Wilfried Loth wurde als Sohn des Bauingenieurs Matthias Loth und dessen Frau Elisabeth, geb. Kahl, in Wadern im Saarland geboren. Nach dem Abitur am Staatlichen Ludwigsgymnasium in Saarbrücken 1966 studierte er von 1966 bis 1972 Germanistik, Geschichte, Philosophie und Erziehungswissenschaften an der Universität des Saarlandes in Saarbrücken. Im Juli 1974 erfolgte dort seine Promotion mit einer von Walter Lipgens angeregten und betreuten Untersuchung über Theorie und Praxis der Außenpolitik der französischen Sozialisten zwischen 1940 und 1950. Von 1974 bis 1984 war er dort als Wissenschaftlicher Mitarbeiter und Hochschulassistent tätig. Loth habilitierte sich 1983 ebenfalls in Saarbrücken in Neuerer Geschichte mit einer Arbeit über Katholiken im Kaiserreich. Der politische Katholizismus in der Krise des wilhelminischen Deutschlands. 1984/85 war er Professor für Politikwissenschaft an der Freien Universität Berlin. Eine Professur für Politikwissenschaft an der Universität Münster folgte 1985/86. Von 1986 bis zu seiner Emeritierung 2014 war er Professor für Neuere Geschichte an der Universität Essen.

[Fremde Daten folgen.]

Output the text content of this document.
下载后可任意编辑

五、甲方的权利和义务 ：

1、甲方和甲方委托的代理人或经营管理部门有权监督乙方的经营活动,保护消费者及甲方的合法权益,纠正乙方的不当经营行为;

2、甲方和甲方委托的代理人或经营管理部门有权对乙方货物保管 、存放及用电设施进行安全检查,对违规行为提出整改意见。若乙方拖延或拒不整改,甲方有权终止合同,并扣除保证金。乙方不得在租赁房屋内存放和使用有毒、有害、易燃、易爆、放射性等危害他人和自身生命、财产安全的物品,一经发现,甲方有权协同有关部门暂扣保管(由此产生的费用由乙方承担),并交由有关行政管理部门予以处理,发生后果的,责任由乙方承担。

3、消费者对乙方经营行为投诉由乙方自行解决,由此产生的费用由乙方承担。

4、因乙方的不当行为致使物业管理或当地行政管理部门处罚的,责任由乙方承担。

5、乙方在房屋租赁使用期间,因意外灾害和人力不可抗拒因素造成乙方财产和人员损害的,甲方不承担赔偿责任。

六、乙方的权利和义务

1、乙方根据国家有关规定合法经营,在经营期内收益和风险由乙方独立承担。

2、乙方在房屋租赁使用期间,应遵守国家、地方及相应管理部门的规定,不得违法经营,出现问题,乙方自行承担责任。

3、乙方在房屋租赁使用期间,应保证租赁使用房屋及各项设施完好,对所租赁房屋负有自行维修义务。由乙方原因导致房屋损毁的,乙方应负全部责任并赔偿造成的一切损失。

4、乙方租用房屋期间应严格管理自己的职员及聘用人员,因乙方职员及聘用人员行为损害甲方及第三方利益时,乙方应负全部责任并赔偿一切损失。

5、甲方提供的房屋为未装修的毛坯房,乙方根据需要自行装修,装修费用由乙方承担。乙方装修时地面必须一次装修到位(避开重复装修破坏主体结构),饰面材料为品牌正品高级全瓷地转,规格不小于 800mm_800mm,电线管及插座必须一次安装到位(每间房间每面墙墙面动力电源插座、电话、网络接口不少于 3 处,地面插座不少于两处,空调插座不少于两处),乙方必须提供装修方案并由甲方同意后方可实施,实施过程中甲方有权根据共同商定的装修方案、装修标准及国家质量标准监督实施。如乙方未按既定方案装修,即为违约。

Loth war von 2000 bis 2014 Präsident der Verbindungsgruppe der Historiker bei der Europäischen Kommission. Loth war in der Zeit von 1993 bis 1997 Präsident des Kulturwissenschaftlichen Instituts im Wissenschaftszentrum Nordrhein-Westfalen und von 2012 bis 2014 Präsident des deutsch-französischen Historikerkomitees. In Anerkennung seines Einsatzes für die deutsch-französische Verständigung in der geschichtswissenschaftlichen Forschung hat ihm die französische Regierung im Jahr 2015 den Ordre des Palmes Académiques verliehen. Ferner verlieh die Babeș-Bolyai-Universität im rumänischen Cluj-Napoca Loth 2013 die Ehrendoktorwürde. Im Jahr 2019 erhielt er den Literaturpreis Hommage à la France der Stiftung Brigitte Schubert-Oustry Dresden.

Forschungsschwerpunkte[Bearbeiten | Quelltext bearbeiten]

Seine wissenschaftlichen Schwerpunkte sind die Geschichte des Katholizismus und des Sozialismus, die Geschichte des Deutschen Kaiserreichs, die Geschichte Frankreichs im 20. Jahrhundert sowie die Geschichte des Ost-West-Konflikts und der europäischen Einigung. In seiner Habilitationsschrift behandelte er in sieben Kapiteln die Geschichte der Zentrumspartei in der ganzen Regierungszeit Wilhelms II. mit einem Schwerpunkt auf der bisher weniger erforschten Zeit zwischen der Jahrhundertwende und der Friedensresolution des Sommers 1917.[1] Loth leitete auf dem Bochumer Historikertag 1990 eine Sektion, aus der der Band Deutscher Katholizismus im Umbruch zur Moderne hervorging.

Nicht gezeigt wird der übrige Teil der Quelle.